Trattandosi inoltre di ditte che operano prevalentemente nella zona del ternano, per poterne fruire i nostri cittadini devono necessariamente aggiungere le spese degli spostamenti.

Nonostante tali esternalizzazioni ai privati per abbattere le liste d'attesa, per le stesse prestazioni e per altre l'attesa risulta essere di molti mesi, es gastroscopia quattro mesi, ecografia addome e muscolo tendinea circa otto mesi, visita oculistica setto-otto mesi, addirittura per l'ecocolordoppler sedute chiuse (oltre gennaio 2013).

Un importo, quello di € 1.868.252,53 , che, in termini di assunzione di personale, potrebbe riguardare 15 medici e circa 24-25 infermieri.

Per non parlare poi della preoccupante situazione in cui versa parte delle apparecchiature sanitarie e gli stessi arredi ospedalieri a causa della scarsa manutenzione ordinaria che si riflette inevitabilmente sulla qualità dei servizi erogati.

Lavorare in questa situazione ed a queste condizioni risulta molto difficoltoso per gli operatori che si ritrovano spesso, loro malgrado, a fare da "cuscinetto" all'esasperazione degli utenti.
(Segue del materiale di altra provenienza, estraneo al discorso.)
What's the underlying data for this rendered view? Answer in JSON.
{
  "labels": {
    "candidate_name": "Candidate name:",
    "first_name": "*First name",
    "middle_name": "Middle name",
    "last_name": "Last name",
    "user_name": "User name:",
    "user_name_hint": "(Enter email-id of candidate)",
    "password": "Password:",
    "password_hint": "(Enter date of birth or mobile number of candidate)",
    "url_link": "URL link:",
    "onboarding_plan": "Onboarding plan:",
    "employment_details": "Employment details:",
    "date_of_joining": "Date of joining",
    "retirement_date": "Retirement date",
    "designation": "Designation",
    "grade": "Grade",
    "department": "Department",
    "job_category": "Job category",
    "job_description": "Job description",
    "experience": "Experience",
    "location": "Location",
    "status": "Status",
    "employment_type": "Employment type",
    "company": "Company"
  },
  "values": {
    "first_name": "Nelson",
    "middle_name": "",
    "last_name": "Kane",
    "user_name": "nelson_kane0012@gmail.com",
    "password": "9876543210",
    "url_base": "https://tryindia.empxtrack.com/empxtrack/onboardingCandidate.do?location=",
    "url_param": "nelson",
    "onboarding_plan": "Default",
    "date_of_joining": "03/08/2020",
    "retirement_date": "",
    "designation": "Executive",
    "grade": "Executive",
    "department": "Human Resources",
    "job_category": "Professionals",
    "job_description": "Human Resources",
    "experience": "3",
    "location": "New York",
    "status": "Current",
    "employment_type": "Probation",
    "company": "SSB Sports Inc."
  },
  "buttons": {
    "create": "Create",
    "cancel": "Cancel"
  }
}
I tentativi di non giustificare le cosiddette "fughe", più volte lamentate e denunciate in più occasioni dal Direttore Generale, non hanno mai ricompreso una vera analisi dei motivi; dai dati forniti dallo stesso Direttore Generale si evidenzia che le maggiori "fughe" si hanno verso le strutture sanitarie della Toscana e del Lazio soprattutto nell'ortopedia e nella chirurgia.

Ma perché un paziente si rivolge altrove?

Evidentemente perché non trova in loco le giuste risposte.

Prendiamo il caso di Figline Valdarno, la località toscana dove ha sede una delle strutture sanitarie meta degli orvietani.

La casa di cura di Figline, a differenza dell'Ospedale di Orvieto, opera in regime di "elezione" attraverso interventi programmati dove tutti i parametri (del paziente, del personale in termini di numeri e dell'evento stesso inteso come intervento) sono preventivamente valutati e di conseguenza attuati con relativa "normalità".

Operare in regime di urgenza, come presso l'Ospedale di Orvieto, significa invece dover intervenire con la massima efficienza ed efficacia nel più breve tempo possibile nel rispetto delle leggi e protocolli.

Da ciò si può facilmente intuire che spesso gli interventi di "elezione" e quindi programmati devono lasciare spazio a quelli con carattere di urgenza, molti dei quali interessano utenti provenienti dall'area del viterbese.

Altro elemento da valutare è il supporto riabilitativo garantito da certe strutture che presso l'Ospedale di Orvieto, per carenza degli operatori, non sempre è possibile attuare.

La domanda da porsi, pertanto, è se un ospedale dell'emergenza-urgenza possa mantenere questa classificazione alla luce dei tagli effettuati e dalle condizioni di carattere organizzativo e strutturale in cui versa.

Domande che si pongono i cittadini e che si è posta più volte l' Assemblea dei Sindaci ma che, aldilà delle continue rassicurazioni della Direzione Generale della Asl n.4 e della Presidente della Regione, si ripropongono sempre più spesso perché la situazione è grave e richiede una valutazione molto approfondita se, ovviamente, esiste ancora la volontà politica di mantenere in vita il nostro ospedale nel rispetto della destinazione assegnata.

Le risposte, probabilmente, le troveremo a breve a conclusione dell'iter di riordino del sistema sanitario regionale.